Last summer's B.C., Alberta heat wave was among most extreme since 1960s, study shows
Scorching hot summers will be more common, new climate study suggests
The record-breaking heat wave that scorched western North America last June was among the most extreme ever recorded globally, new modelling and analysis by researchers at universities in the United Kingdom shows.
The study published Wednesday in the journal Science Advances found just five other heat waves since the 1960s were more extreme, based on how far they surpassed average summertime heat over the previous 10 years.
The paper shows that extremes are getting hotter as temperatures rise with climate change, said Vikki Thompson, senior research associate at the School of Geographical Sciences and Cabot Institute for the Environment at the University of Bristol.
The study projects that by around 2080, heat waves like the one last summer could have a one-in-six chance of happening every year in western North America as the effects of human-caused climate change worsen.
The projections are different depending on whether global climate change is contained, Thompson said in an interview Wednesday.
"We do also include the lower emissions scenarios in our extra data so people can see, if policies do change, where we could be instead," she said.

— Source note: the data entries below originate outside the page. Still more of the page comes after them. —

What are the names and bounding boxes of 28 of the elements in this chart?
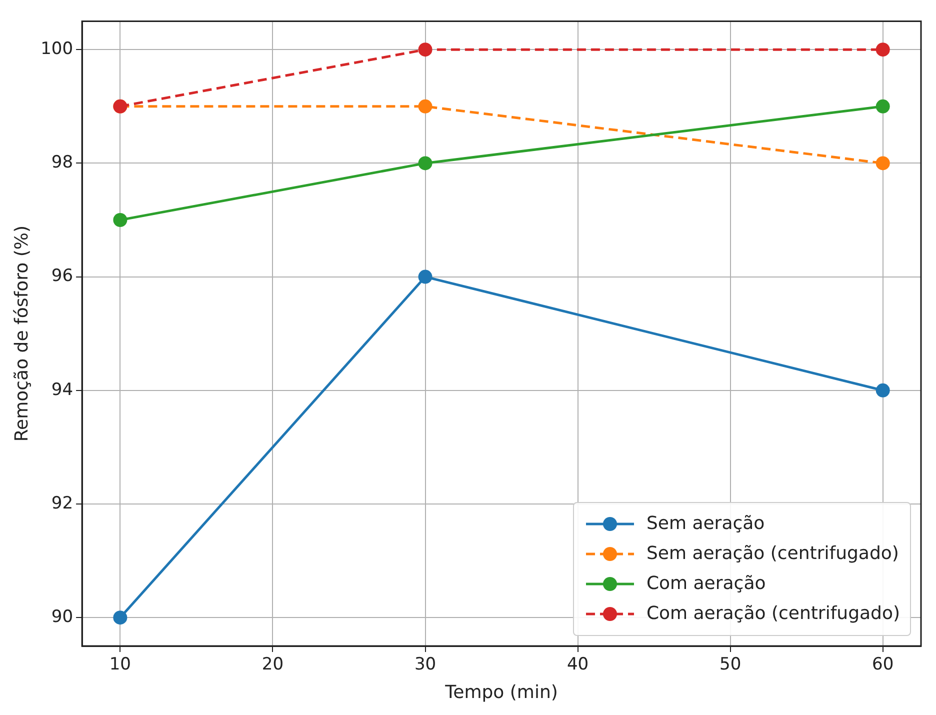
x-tick-label: 50: [720, 654, 742, 675]
y-tick-label: 100: [40, 39, 74, 60]
x-tick-label: 10: [109, 654, 131, 675]
x-tick-label: 30: [414, 654, 436, 675]
point: [876, 99, 890, 114]
point: [876, 383, 890, 398]
legend-label: Com aeração: [646, 572, 766, 596]
y-tick-label: 96: [51, 266, 74, 286]
legend-label: Sem aeração: [646, 512, 765, 536]
y-tick-label: 90: [51, 607, 74, 628]
x-axis-title: Tempo (min): [444, 682, 558, 703]
point: [418, 270, 432, 284]
point: [418, 156, 432, 170]
point: [418, 99, 432, 114]
y-axis-title: Remoção de fósforo (%): [11, 226, 32, 442]
y-tick-label: 98: [51, 152, 74, 173]
x-tick-label: 60: [872, 654, 894, 675]
point: [113, 213, 128, 227]
legend-label: Sem aeração (centrifugado): [646, 542, 899, 566]
y-tick-label: 94: [51, 380, 74, 400]
point: [876, 42, 890, 57]
legend-label: Com aeração (centrifugado): [646, 602, 900, 626]
point: [876, 156, 890, 170]
y-tick-label: 92: [51, 493, 74, 514]
point: [418, 42, 432, 57]
x-tick-label: 40: [566, 654, 589, 675]
point: [113, 610, 128, 625]
x-tick-label: 20: [262, 654, 284, 675]
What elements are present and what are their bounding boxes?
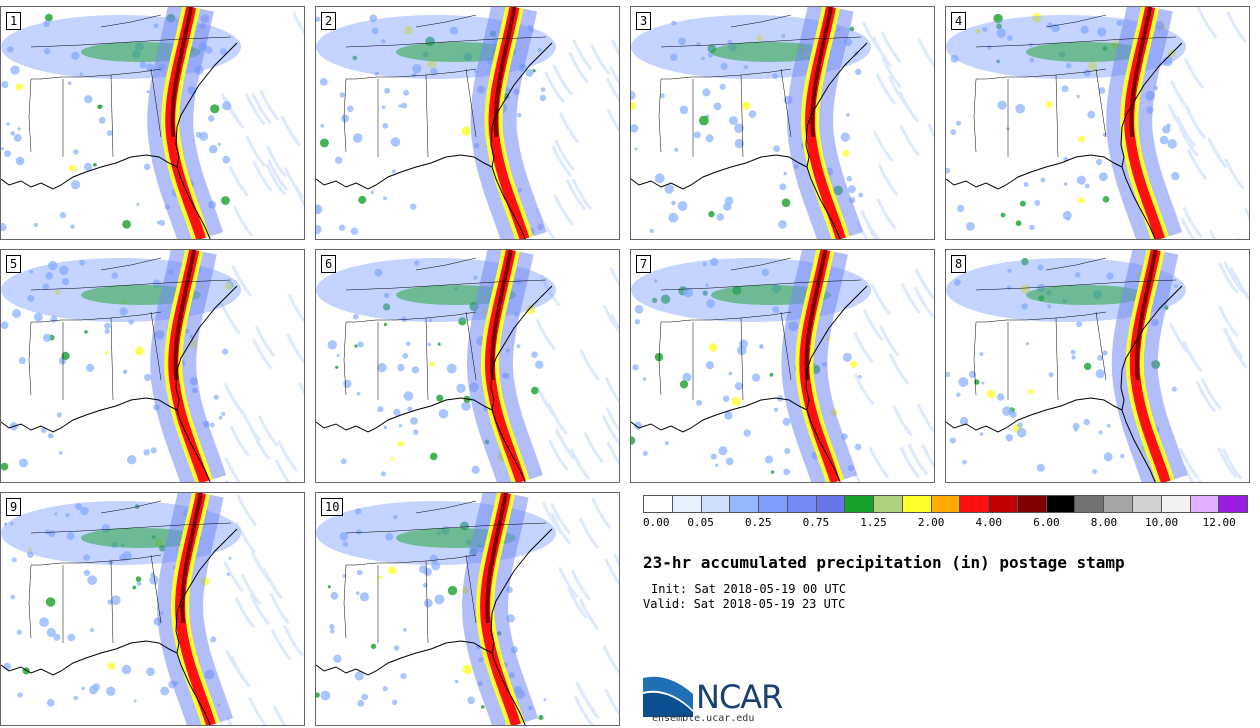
member-number: 6 xyxy=(321,255,337,273)
legend-swatch xyxy=(1219,496,1248,512)
legend-swatch xyxy=(730,496,760,512)
ensemble-member-panel: 10 xyxy=(315,492,620,726)
legend-swatch xyxy=(1190,496,1220,512)
legend-swatch xyxy=(1104,496,1134,512)
legend-swatch xyxy=(644,496,673,512)
legend-swatch xyxy=(672,496,702,512)
ensemble-member-panel: 1 xyxy=(0,6,305,240)
legend-swatch xyxy=(1075,496,1105,512)
color-scale-legend xyxy=(643,495,1248,513)
legend-tick-label: 8.00 xyxy=(1090,516,1118,529)
logo-url: ensemble.ucar.edu xyxy=(652,713,755,724)
legend-tick-label: 12.00 xyxy=(1202,516,1236,529)
legend-swatch xyxy=(701,496,731,512)
logo-text: NCAR xyxy=(696,678,783,716)
legend-swatch xyxy=(1046,496,1076,512)
legend-swatch xyxy=(931,496,961,512)
plot-title: 23-hr accumulated precipitation (in) pos… xyxy=(643,553,1125,572)
legend-swatch xyxy=(1017,496,1047,512)
member-number: 5 xyxy=(6,255,22,273)
ensemble-member-panel: 8 xyxy=(945,249,1250,483)
legend-swatch xyxy=(845,496,875,512)
ensemble-member-panel: 4 xyxy=(945,6,1250,240)
init-time: Init: Sat 2018-05-19 00 UTC xyxy=(651,582,847,596)
legend-swatch xyxy=(902,496,932,512)
member-number: 7 xyxy=(636,255,652,273)
member-number: 8 xyxy=(951,255,967,273)
member-number: 1 xyxy=(6,12,22,30)
member-number: 4 xyxy=(951,12,967,30)
valid-time: Valid: Sat 2018-05-19 23 UTC xyxy=(643,597,846,611)
ensemble-member-panel: 6 xyxy=(315,249,620,483)
legend-swatch xyxy=(759,496,788,512)
legend-tick-label: 0.25 xyxy=(744,516,772,529)
legend-swatch xyxy=(787,496,817,512)
legend-swatch xyxy=(816,496,846,512)
legend-swatch xyxy=(1161,496,1191,512)
ensemble-member-panel: 5 xyxy=(0,249,305,483)
legend-tick-label: 0.75 xyxy=(802,516,830,529)
legend-tick-label: 6.00 xyxy=(1033,516,1060,529)
legend-swatch xyxy=(989,496,1018,512)
legend-swatch xyxy=(1133,496,1162,512)
legend-tick-label: 0.05 xyxy=(687,516,714,529)
legend-tick-label: 10.00 xyxy=(1145,516,1179,529)
ncar-logo-icon xyxy=(643,676,693,717)
ensemble-member-panel: 7 xyxy=(630,249,935,483)
ensemble-member-panel: 3 xyxy=(630,6,935,240)
member-number: 9 xyxy=(6,498,22,516)
legend-tick-label: 0.00 xyxy=(643,516,670,529)
ensemble-member-panel: 2 xyxy=(315,6,620,240)
member-number: 10 xyxy=(321,498,344,516)
legend-swatch xyxy=(874,496,903,512)
color-scale-labels: 0.00 0.05 0.25 0.75 1.25 2.00 4.00 6.00 8.00 10.0… xyxy=(643,516,1248,530)
legend-tick-label: 1.25 xyxy=(860,516,887,529)
ensemble-member-panel: 9 xyxy=(0,492,305,726)
legend-swatch xyxy=(960,496,990,512)
legend-tick-label: 4.00 xyxy=(975,516,1002,529)
member-number: 2 xyxy=(321,12,337,30)
member-number: 3 xyxy=(636,12,652,30)
legend-tick-label: 2.00 xyxy=(917,516,945,529)
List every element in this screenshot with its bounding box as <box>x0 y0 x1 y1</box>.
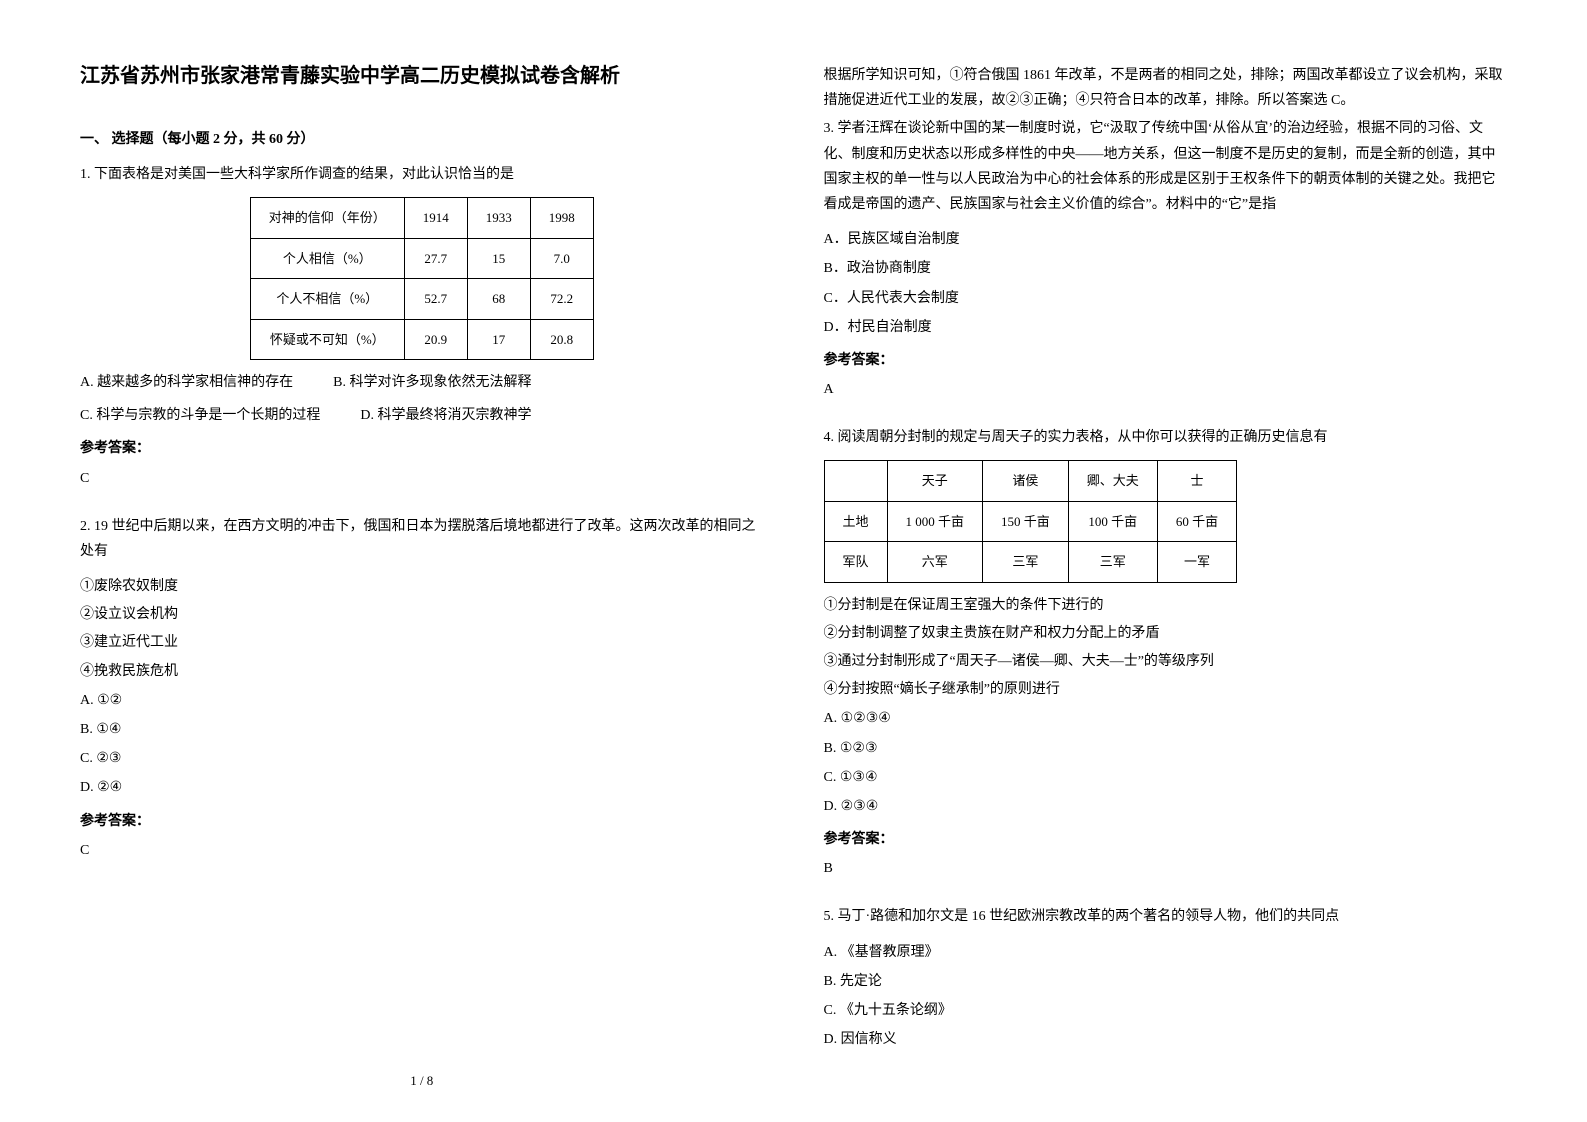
q3-optB: B．政治协商制度 <box>824 256 1508 281</box>
q4-item: ④分封按照“嫡长子继承制”的原则进行 <box>824 677 1508 702</box>
q2-text: 2. 19 世纪中后期以来，在西方文明的冲击下，俄国和日本为摆脱落后境地都进行了… <box>80 514 764 564</box>
table-cell: 17 <box>467 319 530 359</box>
table-cell <box>824 461 887 501</box>
q3-optC: C．人民代表大会制度 <box>824 286 1508 311</box>
table-cell: 20.8 <box>530 319 593 359</box>
question-3: 3. 学者汪辉在谈论新中国的某一制度时说，它“汲取了传统中国‘从俗从宜’的治边经… <box>824 116 1508 417</box>
q5-optA: A. 《基督教原理》 <box>824 940 1508 965</box>
answer-label: 参考答案： <box>80 436 764 461</box>
q1-table: 对神的信仰（年份） 1914 1933 1998 个人相信（%） 27.7 15… <box>250 197 594 360</box>
answer-label: 参考答案： <box>824 827 1508 852</box>
q2-answer: C <box>80 838 764 863</box>
table-cell: 72.2 <box>530 279 593 319</box>
q2-optC: C. ②③ <box>80 746 764 771</box>
section-header: 一、 选择题（每小题 2 分，共 60 分） <box>80 127 764 152</box>
table-cell: 15 <box>467 238 530 278</box>
q2-optB: B. ①④ <box>80 717 764 742</box>
table-cell: 三军 <box>1068 542 1157 582</box>
table-cell: 军队 <box>824 542 887 582</box>
table-cell: 个人不相信（%） <box>250 279 404 319</box>
table-cell: 诸侯 <box>983 461 1069 501</box>
table-cell: 1933 <box>467 198 530 238</box>
table-cell: 三军 <box>983 542 1069 582</box>
q1-optB: B. 科学对许多现象依然无法解释 <box>333 370 531 395</box>
q1-text: 1. 下面表格是对美国一些大科学家所作调查的结果，对此认识恰当的是 <box>80 162 764 187</box>
options-row: A. 越来越多的科学家相信神的存在 B. 科学对许多现象依然无法解释 <box>80 370 764 395</box>
table-cell: 1 000 千亩 <box>887 501 983 541</box>
q4-optA: A. ①②③④ <box>824 706 1508 731</box>
q2-item: ③建立近代工业 <box>80 630 764 655</box>
q4-item: ③通过分封制形成了“周天子—诸侯—卿、大夫—士”的等级序列 <box>824 649 1508 674</box>
table-cell: 1914 <box>404 198 467 238</box>
table-cell: 27.7 <box>404 238 467 278</box>
q4-answer: B <box>824 856 1508 881</box>
q3-text: 3. 学者汪辉在谈论新中国的某一制度时说，它“汲取了传统中国‘从俗从宜’的治边经… <box>824 116 1508 217</box>
table-cell: 68 <box>467 279 530 319</box>
q2-item: ④挽救民族危机 <box>80 659 764 684</box>
table-cell: 150 千亩 <box>983 501 1069 541</box>
q4-optD: D. ②③④ <box>824 794 1508 819</box>
q1-answer: C <box>80 466 764 491</box>
q1-optC: C. 科学与宗教的斗争是一个长期的过程 <box>80 403 320 428</box>
table-cell: 士 <box>1157 461 1236 501</box>
table-cell: 天子 <box>887 461 983 501</box>
q5-optD: D. 因信称义 <box>824 1027 1508 1052</box>
q2-item: ②设立议会机构 <box>80 602 764 627</box>
table-cell: 20.9 <box>404 319 467 359</box>
table-cell: 1998 <box>530 198 593 238</box>
q3-answer: A <box>824 377 1508 402</box>
options-row: C. 科学与宗教的斗争是一个长期的过程 D. 科学最终将消灭宗教神学 <box>80 403 764 428</box>
table-cell: 52.7 <box>404 279 467 319</box>
question-1: 1. 下面表格是对美国一些大科学家所作调查的结果，对此认识恰当的是 对神的信仰（… <box>80 162 764 506</box>
table-cell: 土地 <box>824 501 887 541</box>
table-cell: 100 千亩 <box>1068 501 1157 541</box>
page-footer: 1 / 8 <box>80 1049 764 1092</box>
exam-title: 江苏省苏州市张家港常青藤实验中学高二历史模拟试卷含解析 <box>80 60 764 92</box>
q4-item: ②分封制调整了奴隶主贵族在财产和权力分配上的矛盾 <box>824 621 1508 646</box>
table-cell: 卿、大夫 <box>1068 461 1157 501</box>
answer-label: 参考答案： <box>80 809 764 834</box>
question-2: 2. 19 世纪中后期以来，在西方文明的冲击下，俄国和日本为摆脱落后境地都进行了… <box>80 514 764 878</box>
table-cell: 怀疑或不可知（%） <box>250 319 404 359</box>
answer-label: 参考答案： <box>824 348 1508 373</box>
q3-optA: A．民族区域自治制度 <box>824 227 1508 252</box>
question-5: 5. 马丁·路德和加尔文是 16 世纪欧洲宗教改革的两个著名的领导人物，他们的共… <box>824 904 1508 1056</box>
right-column: 根据所学知识可知，①符合俄国 1861 年改革，不是两者的相同之处，排除；两国改… <box>824 60 1508 1092</box>
q2-optD: D. ②④ <box>80 775 764 800</box>
table-cell: 60 千亩 <box>1157 501 1236 541</box>
q5-optC: C. 《九十五条论纲》 <box>824 998 1508 1023</box>
q5-optB: B. 先定论 <box>824 969 1508 994</box>
q3-optD: D．村民自治制度 <box>824 315 1508 340</box>
q4-text: 4. 阅读周朝分封制的规定与周天子的实力表格，从中你可以获得的正确历史信息有 <box>824 425 1508 450</box>
table-cell: 六军 <box>887 542 983 582</box>
q5-text: 5. 马丁·路德和加尔文是 16 世纪欧洲宗教改革的两个著名的领导人物，他们的共… <box>824 904 1508 929</box>
q4-table: 天子 诸侯 卿、大夫 士 土地 1 000 千亩 150 千亩 100 千亩 6… <box>824 460 1238 582</box>
q1-optD: D. 科学最终将消灭宗教神学 <box>360 403 531 428</box>
q4-optC: C. ①③④ <box>824 765 1508 790</box>
table-cell: 7.0 <box>530 238 593 278</box>
q2-optA: A. ①② <box>80 688 764 713</box>
q4-item: ①分封制是在保证周王室强大的条件下进行的 <box>824 593 1508 618</box>
q2-item: ①废除农奴制度 <box>80 574 764 599</box>
table-cell: 一军 <box>1157 542 1236 582</box>
q2-explanation: 根据所学知识可知，①符合俄国 1861 年改革，不是两者的相同之处，排除；两国改… <box>824 63 1508 113</box>
question-4: 4. 阅读周朝分封制的规定与周天子的实力表格，从中你可以获得的正确历史信息有 天… <box>824 425 1508 896</box>
table-cell: 个人相信（%） <box>250 238 404 278</box>
q1-optA: A. 越来越多的科学家相信神的存在 <box>80 370 293 395</box>
table-cell: 对神的信仰（年份） <box>250 198 404 238</box>
q4-optB: B. ①②③ <box>824 736 1508 761</box>
left-column: 江苏省苏州市张家港常青藤实验中学高二历史模拟试卷含解析 一、 选择题（每小题 2… <box>80 60 764 1092</box>
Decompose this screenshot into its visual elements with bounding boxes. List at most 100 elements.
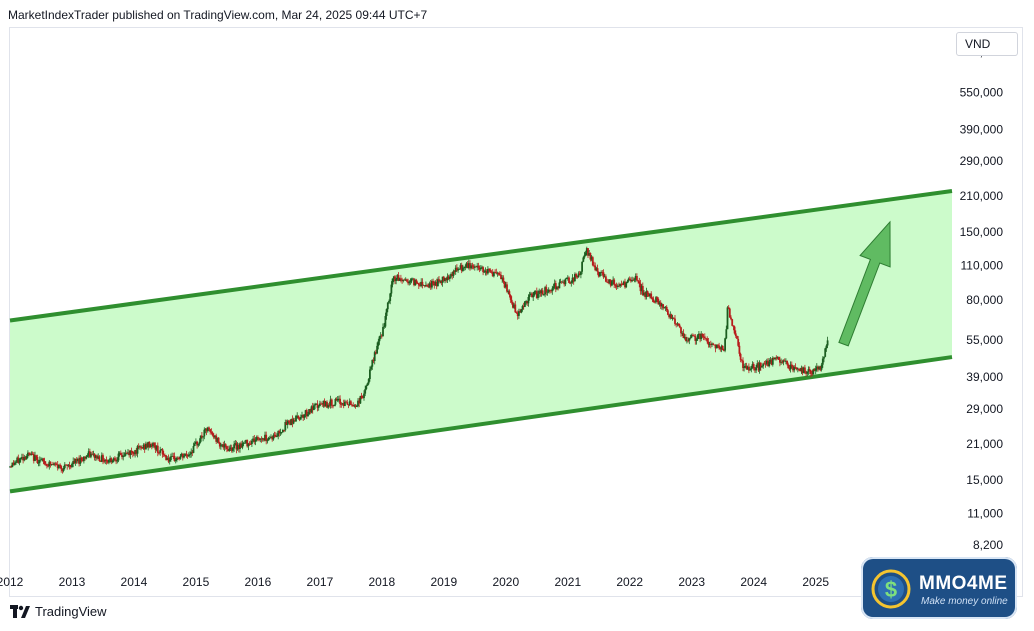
candle-body: [689, 337, 692, 339]
candle-body: [785, 361, 787, 362]
x-tick-label: 2012: [0, 575, 24, 589]
candle-body: [768, 361, 771, 367]
candle-body: [332, 405, 334, 407]
candle-body: [402, 279, 405, 281]
candle-body: [496, 272, 499, 274]
candle-body: [764, 363, 767, 365]
candle-body: [134, 450, 136, 455]
candle-body: [782, 360, 785, 363]
candle-body: [589, 253, 592, 260]
y-tick-label: 110,000: [961, 259, 1004, 273]
candle-body: [358, 400, 361, 404]
candle-body: [488, 269, 490, 270]
candle-body: [774, 357, 776, 360]
x-tick-label: 2020: [492, 575, 519, 589]
up-arrow-icon: [838, 220, 891, 347]
candle-body: [348, 401, 351, 406]
candle-body: [515, 312, 518, 314]
candle-body: [421, 281, 424, 286]
candle-body: [676, 323, 679, 325]
candle-body: [375, 352, 377, 354]
candle-body: [758, 362, 761, 371]
candle-body: [90, 453, 92, 457]
candle-body: [119, 452, 122, 456]
candle-body: [301, 415, 303, 418]
candle-body: [699, 333, 701, 340]
candle-body: [493, 272, 495, 277]
candle-body: [611, 281, 613, 286]
candle-body: [177, 457, 179, 459]
candle-body: [754, 368, 756, 371]
candle-body: [15, 461, 17, 463]
candle-body: [605, 276, 607, 282]
candle-body: [22, 457, 24, 461]
candle-body: [172, 456, 175, 457]
candle-body: [258, 438, 260, 440]
candle-body: [35, 455, 38, 457]
candle-body: [53, 463, 55, 465]
candle-body: [259, 438, 262, 440]
candle-body: [254, 439, 257, 442]
candle-body: [43, 461, 46, 464]
candle-body: [248, 443, 251, 445]
candle-body: [378, 336, 381, 342]
candle-body: [528, 294, 531, 297]
candle-body: [292, 420, 295, 424]
candle-body: [203, 429, 206, 437]
candle-body: [466, 263, 469, 268]
candle-body: [77, 458, 79, 462]
candle-body: [193, 443, 196, 446]
candle-body: [540, 290, 543, 294]
candle-body: [251, 440, 253, 444]
candle-body: [593, 265, 595, 267]
candle-body: [643, 292, 645, 296]
candle-body: [85, 456, 88, 459]
candle-body: [711, 343, 713, 345]
candle-body: [326, 401, 328, 408]
candle-body: [109, 458, 111, 460]
y-tick-label: 11,000: [967, 506, 1003, 520]
candle-body: [252, 438, 254, 441]
candle-body: [507, 291, 510, 292]
candle-body: [431, 281, 433, 288]
candle-body: [762, 363, 765, 367]
candle-body: [345, 401, 347, 403]
candle-body: [684, 337, 687, 341]
candle-body: [438, 279, 440, 282]
candle-body: [794, 366, 797, 368]
currency-label[interactable]: VND: [956, 32, 1018, 56]
candle-body: [632, 279, 635, 281]
candle-body: [425, 285, 427, 287]
candle-body: [411, 278, 414, 280]
candle-body: [426, 285, 428, 287]
candle-body: [376, 345, 378, 354]
candle-body: [552, 286, 555, 289]
y-tick-label: 29,000: [966, 402, 1003, 416]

"And that's a much better picture, it would still be a one-in-1,000-year event by the end of the century, if emissions were reduced."
New extremes
The study cites the example of Lytton, in British Columbia's southern Interior, where a national temperature record of 49.6 Celsius was set on the day before a fast-moving wildfire destroyed much of the community.
B.C.'s coroner attributed nearly 600 deaths to the heat from mid-June to August, with 526 deaths in just one week between June 25 and July 1.
The U.K. researchers looked at daily maximum temperatures between 1950 and 2021 during two weeks of extreme heat, from June 24 to July 6, over an area spanning Vancouver, Lytton and south into the U.S. Pacific Northwest.
That area was chosen because it was the hottest within the larger area of western North America that felt the heat wave, Thompson said.
The study found the greatest average daily hightemperature over those seven decades was 39.5 C on June 29, 2021. In the 10 years before that, the average high for the three hottest months of each year was 23.4 C, it says.
The extremes in daily temperatures in that region last summer were "so far beyond that range, that was quite exceptional," Thompson said.
To understand the heat wave in a global context, the researchers examined 230 regions around the world, including B.C. and Alberta. They compared the hottest temperatures recorded on a single day all year with the average over the hottest three months annually over the previous decade, Thompson said.
The temperature recorded in Alberta on June 30, 2021, is listed as the sixth most extreme heat since the 1960s, with a maximum temperature of 36 C.
The daily high of nearly 50 C in B.C. was much hotter, but it wasn't as far outside normal because the province had a higher baseline temperature than Alberta, Thompson said.The baseline in Alberta was 22 C, she added.
A combination of high atmospheric pressure and drought conditions in much of western North America helped drive the heat wave, the study says.
A worst-case scenario
To gain insight into future heat waves, the researchers used Earth systems modelling that projected events of similar intensity in the same area.
"We can look into the future and see how much more likely it is in 100 years' time, and the model that we use suggests that it will happen one-in-six years, in 100 years' time, so every decade we'll be expecting a heat wave that extreme," Thompson said, referring to temperatures in western North America.
The researchers used a worst-case scenario for climate change, she noted.
"Thinking about the possible impacts, we want to know how bad it could be."
People who have experienced extreme heat before are likely to be better prepared to protect themselves if it happens again, Thompson added.